The major loss functions include
- Jaccard loss
- dice_loss 


## Jaccard loss or BCE_Jaccard loss or cce_jaccard loss
- Jaccard loss is 1-iou_score. 
- Cross entropy loss evaluates the class predictions for each pixel vector individually and then averages over all pixels, we're essentially asserting equal learning to each pixel in the image. 

\begin{equation*}
CE = \sum_{Nclasses} y_{true} * log(y_{pred})
\end{equation*}

- Since jaccard loss is essentially the measure of overlap between two samples and cross entropy loss evaluates at pixel level. Combaining both these loss functions will help the network train better. This is empherically tested and is generally phenomena across data science practioners. 
- In multi-class classification problem, jaccard loss is calculated first individually for each class as mentioned above and later averaged over all the classes. for multi-classification loss we categorical cross entropy loss instead of binary cross entropy loss.

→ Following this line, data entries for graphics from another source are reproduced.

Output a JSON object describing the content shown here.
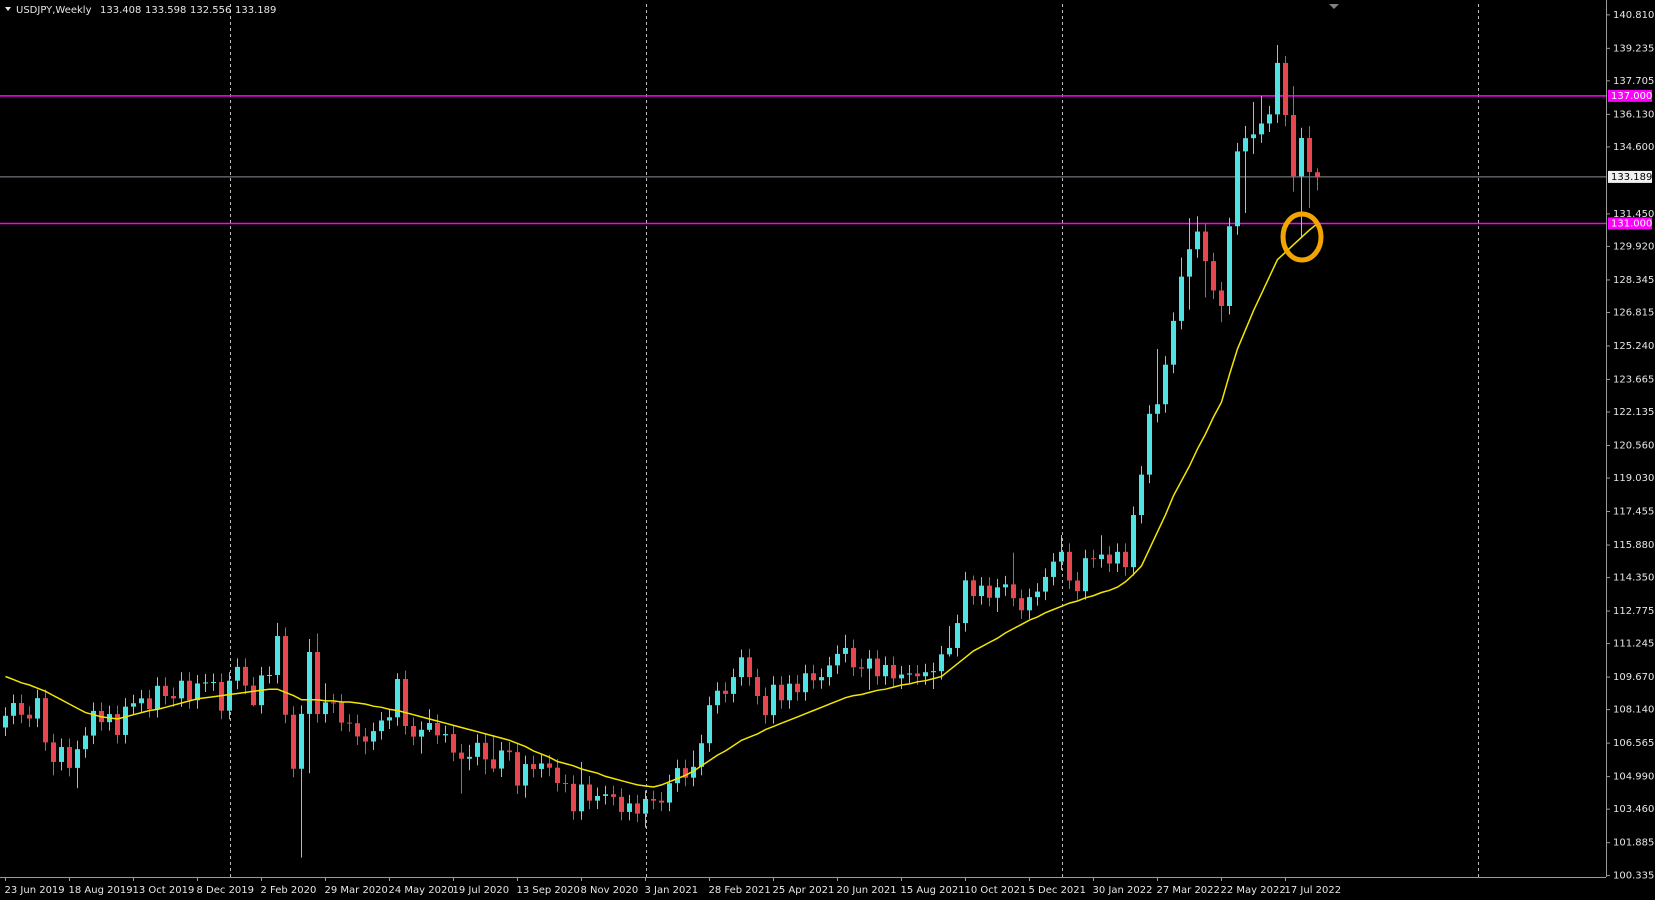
{
  "chart_data": {
    "type": "candlestick",
    "title": "USDJPY,Weekly",
    "up_color": "#4fe3e3",
    "down_color": "#e8464f",
    "categories": [
      "23 Jun 2019",
      null,
      null,
      null,
      null,
      null,
      null,
      null,
      "18 Aug 2019",
      null,
      null,
      null,
      null,
      null,
      null,
      null,
      "13 Oct 2019",
      null,
      null,
      null,
      null,
      null,
      null,
      null,
      "8 Dec 2019",
      null,
      null,
      null,
      null,
      null,
      null,
      null,
      "2 Feb 2020",
      null,
      null,
      null,
      null,
      null,
      null,
      null,
      "29 Mar 2020",
      null,
      null,
      null,
      null,
      null,
      null,
      null,
      "24 May 2020",
      null,
      null,
      null,
      null,
      null,
      null,
      null,
      "19 Jul 2020",
      null,
      null,
      null,
      null,
      null,
      null,
      null,
      "13 Sep 2020",
      null,
      null,
      null,
      null,
      null,
      null,
      null,
      "8 Nov 2020",
      null,
      null,
      null,
      null,
      null,
      null,
      null,
      "3 Jan 2021",
      null,
      null,
      null,
      null,
      null,
      null,
      null,
      "28 Feb 2021",
      null,
      null,
      null,
      null,
      null,
      null,
      null,
      "25 Apr 2021",
      null,
      null,
      null,
      null,
      null,
      null,
      null,
      "20 Jun 2021",
      null,
      null,
      null,
      null,
      null,
      null,
      null,
      "15 Aug 2021",
      null,
      null,
      null,
      null,
      null,
      null,
      null,
      "10 Oct 2021",
      null,
      null,
      null,
      null,
      null,
      null,
      null,
      "5 Dec 2021",
      null,
      null,
      null,
      null,
      null,
      null,
      null,
      "30 Jan 2022",
      null,
      null,
      null,
      null,
      null,
      null,
      null,
      "27 Mar 2022",
      null,
      null,
      null,
      null,
      null,
      null,
      null,
      "22 May 2022",
      null,
      null,
      null,
      null,
      null,
      null,
      null,
      "17 Jul 2022",
      null,
      null,
      null,
      null
    ],
    "open": [
      107.3,
      107.85,
      108.45,
      107.9,
      107.72,
      108.68,
      106.6,
      105.68,
      106.38,
      105.4,
      106.28,
      106.92,
      108.08,
      107.55,
      107.93,
      106.95,
      108.28,
      108.44,
      108.67,
      108.17,
      109.26,
      108.78,
      108.67,
      109.5,
      108.58,
      109.37,
      109.42,
      109.44,
      108.09,
      109.5,
      110.15,
      109.27,
      108.35,
      109.75,
      109.77,
      111.6,
      107.9,
      105.36,
      107.94,
      110.85,
      107.93,
      108.48,
      108.47,
      107.53,
      107.5,
      106.88,
      106.64,
      107.13,
      107.63,
      107.78,
      109.58,
      107.37,
      106.87,
      107.19,
      107.51,
      106.93,
      106.99,
      106.12,
      105.83,
      105.92,
      106.58,
      105.8,
      105.37,
      106.22,
      106.14,
      104.57,
      105.58,
      105.35,
      105.61,
      105.41,
      104.69,
      104.65,
      103.36,
      104.62,
      103.86,
      104.08,
      104.16,
      104.04,
      103.33,
      103.73,
      103.25,
      103.94,
      103.86,
      103.77,
      104.68,
      105.39,
      104.94,
      105.45,
      106.56,
      108.35,
      109.03,
      108.88,
      109.67,
      110.6,
      109.67,
      108.78,
      107.88,
      109.31,
      108.58,
      109.36,
      108.96,
      109.85,
      109.52,
      109.67,
      110.22,
      110.76,
      111.04,
      110.13,
      110.07,
      110.54,
      109.71,
      110.24,
      109.61,
      109.79,
      109.84,
      109.71,
      109.9,
      109.95,
      110.74,
      111.04,
      112.21,
      114.22,
      113.48,
      113.97,
      113.4,
      113.89,
      114.03,
      113.38,
      112.81,
      113.43,
      113.69,
      114.38,
      115.1,
      115.56,
      114.21,
      113.71,
      115.26,
      115.22,
      115.43,
      115.01,
      115.56,
      114.84,
      117.29,
      119.19,
      122.05,
      122.5,
      124.36,
      126.42,
      128.5,
      129.79,
      130.62,
      129.23,
      127.85,
      127.12,
      130.87,
      134.39,
      135.01,
      135.19,
      135.7,
      136.13,
      138.55,
      136.1,
      133.22,
      135.02,
      133.408
    ],
    "high": [
      108.25,
      108.85,
      108.85,
      108.3,
      109.08,
      109.08,
      107.0,
      106.78,
      106.78,
      106.68,
      107.32,
      108.48,
      108.48,
      108.33,
      108.33,
      108.68,
      108.84,
      109.07,
      109.07,
      109.66,
      109.66,
      109.18,
      109.9,
      109.9,
      109.77,
      109.82,
      109.84,
      109.84,
      109.9,
      110.55,
      110.55,
      109.67,
      110.15,
      110.17,
      112.22,
      112.0,
      108.3,
      108.34,
      111.46,
      111.72,
      109.38,
      108.88,
      108.87,
      107.93,
      107.9,
      107.28,
      107.53,
      108.03,
      108.18,
      109.85,
      109.98,
      107.77,
      107.59,
      108.16,
      107.91,
      107.39,
      107.39,
      106.52,
      106.48,
      106.98,
      106.98,
      106.95,
      106.62,
      106.62,
      106.54,
      105.98,
      105.98,
      106.01,
      106.01,
      105.81,
      105.09,
      105.05,
      105.68,
      105.02,
      104.48,
      104.56,
      104.56,
      104.44,
      104.13,
      104.13,
      104.34,
      104.34,
      104.26,
      105.08,
      105.79,
      105.79,
      106.22,
      106.96,
      108.75,
      109.43,
      109.43,
      110.07,
      110.97,
      111.0,
      110.07,
      109.18,
      109.71,
      109.71,
      109.76,
      109.76,
      110.25,
      110.25,
      110.07,
      110.62,
      111.16,
      111.66,
      111.44,
      110.53,
      110.94,
      110.94,
      110.64,
      110.64,
      110.19,
      110.24,
      110.24,
      110.3,
      110.35,
      111.14,
      112.07,
      112.61,
      114.62,
      114.45,
      114.37,
      114.37,
      114.29,
      114.43,
      115.52,
      113.78,
      113.83,
      114.09,
      114.78,
      115.5,
      116.35,
      115.96,
      114.61,
      115.66,
      115.66,
      116.34,
      115.83,
      115.96,
      115.96,
      117.69,
      119.59,
      122.45,
      125.1,
      124.76,
      126.82,
      129.4,
      131.25,
      131.34,
      131.02,
      129.63,
      128.25,
      131.27,
      134.79,
      135.59,
      136.71,
      137.0,
      136.53,
      139.39,
      138.88,
      137.46,
      135.5,
      135.58,
      133.598
    ],
    "low": [
      106.9,
      107.45,
      107.5,
      107.32,
      107.32,
      106.2,
      105.05,
      105.28,
      105.0,
      104.45,
      105.88,
      106.52,
      107.15,
      107.15,
      106.55,
      106.55,
      107.88,
      108.04,
      107.77,
      107.77,
      108.38,
      108.27,
      108.27,
      108.18,
      108.18,
      108.97,
      109.02,
      107.69,
      107.69,
      109.1,
      108.87,
      108.3,
      107.95,
      109.37,
      109.37,
      107.5,
      104.96,
      101.18,
      105.15,
      107.53,
      107.53,
      107.98,
      107.13,
      107.1,
      106.48,
      106.04,
      106.24,
      106.73,
      107.23,
      107.38,
      106.97,
      106.47,
      106.07,
      107.09,
      106.53,
      106.59,
      105.72,
      104.19,
      105.29,
      105.52,
      105.1,
      105.2,
      104.97,
      105.74,
      104.17,
      104.0,
      104.95,
      104.95,
      105.01,
      104.29,
      104.25,
      102.96,
      102.96,
      103.46,
      103.46,
      103.68,
      103.64,
      102.93,
      102.93,
      102.85,
      102.59,
      103.46,
      103.37,
      103.37,
      104.28,
      104.54,
      104.54,
      105.05,
      106.16,
      107.95,
      108.48,
      108.48,
      109.27,
      109.27,
      108.38,
      107.48,
      107.48,
      108.18,
      108.18,
      108.56,
      108.56,
      109.12,
      109.12,
      109.27,
      109.82,
      110.36,
      109.73,
      109.67,
      109.07,
      109.31,
      109.31,
      109.21,
      109.11,
      109.39,
      109.31,
      109.31,
      109.11,
      109.55,
      110.64,
      110.64,
      111.81,
      113.08,
      113.08,
      113.0,
      112.73,
      113.49,
      113.0,
      112.41,
      112.41,
      113.03,
      113.29,
      113.98,
      114.7,
      113.81,
      113.31,
      113.31,
      114.82,
      114.82,
      114.61,
      114.61,
      114.44,
      114.44,
      116.89,
      118.79,
      121.65,
      122.1,
      123.96,
      126.02,
      126.95,
      129.39,
      127.52,
      127.45,
      126.36,
      126.72,
      130.47,
      131.49,
      134.27,
      134.79,
      135.3,
      135.73,
      135.57,
      132.5,
      130.39,
      131.73,
      132.556
    ],
    "close": [
      107.85,
      108.45,
      107.9,
      107.72,
      108.68,
      106.6,
      105.68,
      106.38,
      105.4,
      106.28,
      106.92,
      108.08,
      107.55,
      107.93,
      106.95,
      108.28,
      108.44,
      108.67,
      108.17,
      109.26,
      108.78,
      108.67,
      109.5,
      108.58,
      109.37,
      109.42,
      109.44,
      108.09,
      109.5,
      110.15,
      109.27,
      108.35,
      109.75,
      109.77,
      111.6,
      107.9,
      105.36,
      107.94,
      110.85,
      107.93,
      108.48,
      108.47,
      107.53,
      107.5,
      106.88,
      106.64,
      107.13,
      107.63,
      107.78,
      109.58,
      107.37,
      106.87,
      107.19,
      107.51,
      106.93,
      106.99,
      106.12,
      105.83,
      105.92,
      106.58,
      105.8,
      105.37,
      106.22,
      106.14,
      104.57,
      105.58,
      105.35,
      105.61,
      105.41,
      104.69,
      104.65,
      103.36,
      104.62,
      103.86,
      104.08,
      104.16,
      104.04,
      103.33,
      103.73,
      103.25,
      103.94,
      103.86,
      103.77,
      104.68,
      105.39,
      104.94,
      105.45,
      106.56,
      108.35,
      109.03,
      108.88,
      109.67,
      110.6,
      109.67,
      108.78,
      107.88,
      109.31,
      108.58,
      109.36,
      108.96,
      109.85,
      109.52,
      109.67,
      110.22,
      110.76,
      111.04,
      110.13,
      110.07,
      110.54,
      109.71,
      110.24,
      109.61,
      109.79,
      109.84,
      109.71,
      109.9,
      109.95,
      110.74,
      111.04,
      112.21,
      114.22,
      113.48,
      113.97,
      113.4,
      113.89,
      114.03,
      113.38,
      112.81,
      113.43,
      113.69,
      114.38,
      115.1,
      115.56,
      114.21,
      113.71,
      115.26,
      115.22,
      115.43,
      115.01,
      115.56,
      114.84,
      117.29,
      119.19,
      122.05,
      122.5,
      124.36,
      126.42,
      128.5,
      129.79,
      130.62,
      129.23,
      127.85,
      127.12,
      130.87,
      134.39,
      135.01,
      135.19,
      135.7,
      136.13,
      138.55,
      136.1,
      133.22,
      135.02,
      133.42,
      133.189
    ],
    "ma": {
      "color": "#f2e600",
      "values": [
        109.7,
        109.55,
        109.4,
        109.3,
        109.15,
        109.0,
        108.8,
        108.6,
        108.4,
        108.2,
        108.0,
        107.9,
        107.8,
        107.75,
        107.7,
        107.8,
        107.9,
        108.0,
        108.1,
        108.15,
        108.25,
        108.35,
        108.45,
        108.55,
        108.65,
        108.7,
        108.75,
        108.8,
        108.85,
        108.9,
        108.95,
        109.0,
        109.05,
        109.1,
        109.1,
        108.95,
        108.8,
        108.6,
        108.6,
        108.6,
        108.55,
        108.55,
        108.5,
        108.5,
        108.45,
        108.4,
        108.3,
        108.25,
        108.15,
        108.1,
        108.0,
        107.9,
        107.8,
        107.7,
        107.6,
        107.5,
        107.4,
        107.3,
        107.2,
        107.1,
        107.0,
        106.9,
        106.8,
        106.7,
        106.55,
        106.4,
        106.2,
        106.05,
        105.9,
        105.7,
        105.6,
        105.5,
        105.35,
        105.25,
        105.15,
        105.0,
        104.9,
        104.8,
        104.7,
        104.6,
        104.55,
        104.5,
        104.6,
        104.75,
        104.9,
        105.05,
        105.25,
        105.5,
        105.75,
        106.0,
        106.2,
        106.45,
        106.7,
        106.85,
        107.0,
        107.2,
        107.35,
        107.5,
        107.65,
        107.8,
        107.95,
        108.1,
        108.25,
        108.4,
        108.55,
        108.7,
        108.8,
        108.85,
        108.95,
        109.05,
        109.1,
        109.2,
        109.3,
        109.35,
        109.45,
        109.5,
        109.6,
        109.7,
        110.0,
        110.3,
        110.6,
        110.9,
        111.1,
        111.3,
        111.5,
        111.75,
        111.95,
        112.15,
        112.35,
        112.5,
        112.7,
        112.85,
        113.0,
        113.15,
        113.25,
        113.4,
        113.5,
        113.65,
        113.75,
        113.9,
        114.15,
        114.5,
        114.9,
        115.7,
        116.5,
        117.3,
        118.2,
        118.9,
        119.6,
        120.4,
        121.1,
        121.9,
        122.6,
        123.9,
        125.1,
        126.0,
        126.9,
        127.7,
        128.5,
        129.3,
        129.65,
        130.0,
        130.35,
        130.7,
        131.0
      ]
    },
    "levels": [
      {
        "value": 137,
        "label": "137.000",
        "color": "#ff00ff"
      },
      {
        "value": 131,
        "label": "131.000",
        "color": "#ff00ff"
      }
    ],
    "ylim": [
      100.27,
      141.32
    ],
    "yticks": [
      {
        "value": 140.81,
        "label": "140.810"
      },
      139.235,
      137.705,
      {
        "value": 136.13,
        "label": "136.130"
      },
      {
        "value": 134.6,
        "label": "134.600"
      },
      {
        "value": 131.45,
        "label": "131.450"
      },
      {
        "value": 129.92,
        "label": "129.920"
      },
      128.345,
      126.815,
      {
        "value": 125.24,
        "label": "125.240"
      },
      123.665,
      122.135,
      {
        "value": 120.56,
        "label": "120.560"
      },
      {
        "value": 119.03,
        "label": "119.030"
      },
      117.455,
      {
        "value": 115.88,
        "label": "115.880"
      },
      {
        "value": 114.35,
        "label": "114.350"
      },
      112.775,
      111.245,
      {
        "value": 109.67,
        "label": "109.670"
      },
      {
        "value": 108.14,
        "label": "108.140"
      },
      106.565,
      {
        "value": 104.99,
        "label": "104.990"
      },
      {
        "value": 103.46,
        "label": "103.460"
      },
      101.885,
      100.335
    ]
  }
}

## Dice loss or bce_dice_loss or cce_dice_loss 
- Dice_loss is 1-f2_score.
- It is very similar to what we have discussed previously except that instead of iou_score we use f2_score.
- For multi-class classification too dice loss is calculated for each class separately and later averaged over all the classes.

## End Notes:
- In the first section, We have seen the fundamental difference between image classification and segmentation, The practical use cases of the segmentation across different industries. We have later seen the different kinds of segmentation along with uses cases for each one.
- In the second section, we have seen the public datasets available for semantic segmentation and how to process cocostuff dataset using cocostuffapi.
- In the third section, we have seen how to construct a data loader for semantic segmentation task using keras.utils.sequence module and also learnt how to do different kinds of augmentation and color transformation
- In the fourth section we have trained segmentation model using unet architecutures, introduced segmentation models repo and discussed various architecutures available.
- In the final section, we have looked into various metrics and loss functions used in semantic segmentation.

With this, we have come to an end. Now you are equipped with all the tools necessary to deal with semantic segmentation.